Black Bloc gets isolated
Not everything is bleak. And it is the public who speaks out. In an hilarious piece of Hong Kong originality it is not the police which takes the lead on putting the rioter in place. The 70-year old granny has our support. Maybe the HKPF should learn from her. Reports suggests the HKPF has ceased of interacting with their prime customer: the public.
Lessons from the Region
Now, after more than ten years Jakarta, and the institution of the Indonesian police has improved.
In 2016 the Indonesian Police was still included in the three most least trusted institutions of the public. But in 2018 law enforcement institution is in the top three institutions with the best public trust.
How can the Police change their image from negative to positive in the eyes of the public?
When he was appointed as National Police Chief, Tito was given a mandate by President Joko Widodo so that he focused on two things. First to maintain the unity, cohesiveness and internal solidarity of the National Police. Second, continue Police’s reforms thoroughly and consistently.
The President stressed that the reform of the National Police is the key to facing the future. Ranging from recruitment to service to the community, ranging from mental changes to changes in the behavior of police personnel. “I want National Police reforms to be truly concrete,” Jokowi said.
Another work priority is the eradication of crime whose consequences can be estimated (contingency). For example, terrorism, intolerance conflict, mass conflict.
Tito stressed that he would proactively try to prevent and deal with these crimes. Ways to overcome these problems include promoting the function of intelligence and community development and promoting the principle of prevention. “When it happens (crime), enforce the law professionally without creating new problems,” he said.
Tito did not want any mistakes in handling crime, so it caused many victims. “That raises a new problem,” he said.
In addition, according to Tito, there is still a culture that is not yet in the body of the National Police that needs to be improved so that the community becomes safer and more comfortable. The police must be more friendly and serve the community. That’s the important point.
He hoped that officers who had just graduated from the Police Academy would become agents of reform to improve the culture of the National Police.
The President considered the police to be a major milestone in maintaining political security and stability in the country.
In two years, Indonesia had a big agenda starting from the Asian Games, the Asian Para Games, the IMF World Bank Meeting, the regional heads elections and the most important thing for democracy – the presidential election.

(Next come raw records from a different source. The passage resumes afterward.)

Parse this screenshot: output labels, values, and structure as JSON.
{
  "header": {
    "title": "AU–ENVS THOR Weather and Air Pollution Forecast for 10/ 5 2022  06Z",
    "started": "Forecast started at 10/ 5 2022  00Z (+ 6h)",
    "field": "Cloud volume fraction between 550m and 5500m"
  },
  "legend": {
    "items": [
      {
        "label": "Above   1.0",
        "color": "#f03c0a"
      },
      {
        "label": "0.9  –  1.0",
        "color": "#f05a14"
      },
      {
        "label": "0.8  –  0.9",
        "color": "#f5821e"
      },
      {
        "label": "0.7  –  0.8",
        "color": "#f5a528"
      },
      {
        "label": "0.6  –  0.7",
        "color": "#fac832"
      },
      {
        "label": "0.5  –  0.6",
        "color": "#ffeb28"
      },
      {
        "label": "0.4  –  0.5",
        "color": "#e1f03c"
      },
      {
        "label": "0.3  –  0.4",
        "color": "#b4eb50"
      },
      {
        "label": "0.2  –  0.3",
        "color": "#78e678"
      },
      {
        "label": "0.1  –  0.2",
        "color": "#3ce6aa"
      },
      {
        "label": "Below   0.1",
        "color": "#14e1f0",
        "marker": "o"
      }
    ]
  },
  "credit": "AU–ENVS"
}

That election lead to some demonstrations which often ended in unrests. That’s also what happened on mid-May 2019 after the General Election Commission (KPU) announced the results of the Republic of Indonesia presidential election for the period 2019-2024.
Seeing the dedication of the law enforcement the country’s capital city from anarchist rioters, many citizens felt deeply moved. Many communities spoiled the officers in duty with food, beverages, medicine and all necessary things to keep the squads still in high spirit to take care of their beloved city. They also believe that the police always work professionally in any situation and will succeed in making Jakarta safe again. This was not always so.
The Indonesian police still have lack of citizen’s demands, but they have learned how to serve and protect people better than before. The society begin to respect and appreciate them. Maybe the Hong Kong police could do the same.